S.’s book opens with his autobiography, not omitting his Cambridge prizes (by contrast with Oxford, he was allowed to win a prize more than once) and an account of how the ‘Challenges’ arose and developed: S was of course a pillar of the Horatian Society for many years. This followed a fine Foreword by David Butterfield (did he occasionally lend a hand with the finished product?), which also justly praises S.’s work for its skill and diversity of metres (there is a conspectus metrorum on p.143).
Your reviewer found that S.’s elegiacs were, as befitted an Old Etonian, notably good; only very occasionally did I detect any sense of strain (trux in Challenge III, of Charon, was unnecessary: even if Charon was hardly ‘Mr Chuckles’, illam would serve well). Curiously, S. translates a poem by Edna St Vincent Millay into hexameters, where the Heroides seems a natural model, but his choice of metres is generally well-judged—and his choice of models is both broad and daring (there are offerings from e.g. Pinter, Kingsley Amis, Tom Lehrer, Dorothy Parker to be found, as well as from French and Italian), and several versions have Greek originals.

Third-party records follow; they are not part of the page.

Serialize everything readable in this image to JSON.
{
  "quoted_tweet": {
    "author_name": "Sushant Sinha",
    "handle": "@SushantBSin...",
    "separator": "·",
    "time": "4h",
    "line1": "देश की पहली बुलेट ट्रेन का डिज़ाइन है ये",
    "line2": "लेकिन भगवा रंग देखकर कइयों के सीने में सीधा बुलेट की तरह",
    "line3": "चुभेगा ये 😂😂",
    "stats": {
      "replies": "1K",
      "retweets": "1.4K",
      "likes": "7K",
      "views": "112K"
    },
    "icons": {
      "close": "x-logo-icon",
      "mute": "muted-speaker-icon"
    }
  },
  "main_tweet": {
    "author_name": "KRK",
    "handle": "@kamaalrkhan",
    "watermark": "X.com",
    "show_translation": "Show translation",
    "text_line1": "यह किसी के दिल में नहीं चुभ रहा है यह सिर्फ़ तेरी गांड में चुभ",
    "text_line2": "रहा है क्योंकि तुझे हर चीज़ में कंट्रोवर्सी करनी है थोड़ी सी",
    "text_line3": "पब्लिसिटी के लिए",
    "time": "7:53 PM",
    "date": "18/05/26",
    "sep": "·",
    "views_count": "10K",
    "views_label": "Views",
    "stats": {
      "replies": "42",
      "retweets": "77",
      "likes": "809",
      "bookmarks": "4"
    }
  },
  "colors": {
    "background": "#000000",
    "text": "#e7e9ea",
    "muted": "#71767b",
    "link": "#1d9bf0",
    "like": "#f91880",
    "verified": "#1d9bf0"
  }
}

Here, I found that even S. could not match the elegiac elegance of Callimachus’s mourning lines for Heracleitus, nor the incantatory magic of the famous lines from the anonymous ‘Lament for Bion’. There are some admirable alcaics: indeed, when I read the alcaic Tailpiece—one of my favourites—so fluent was it that I thought that S. must have composed it without, or before, the English, which turned out to be by S. himself: perhaps they went hand in hand. Hendecasyllables, as he rightly found, are fun (and not unduly difficult) to write; but he also ventures confidently and with competence into the more esoteric metres of Horace, with those choriambic-based asclepiads and others. I do not want to pick out just one favourite, but the elegiac version of Lewis Carroll’s ‘You are old, Father William’ (Challenge II), among its virtues, successfully brings out the humour of the original.
Non omnia possumus omnes, and, for this reviewer, S.’s hexameters were very slightly less assured than the (excellent) elegiacs. (That great scholar, the late Josef Delz, said that in his opinion good hexameters were more difficult to compose, but also more worthwhile, than elegiacs). But there is much to enjoy, and no call for further nit-picking.
I shall close by breaking the reviewer’s iron rule of avoiding autobiography for a once justifiable reason: I have twice been invited, non-Etonian though I am, to compose verses on behalf of an anniversary at Eton College. I did so with pleasure—but they really should have invited Sydenham. Surely even the editors of Sabrinae Corolla would ‘scarce forbear to cheer’ if they were alive to enjoy this book.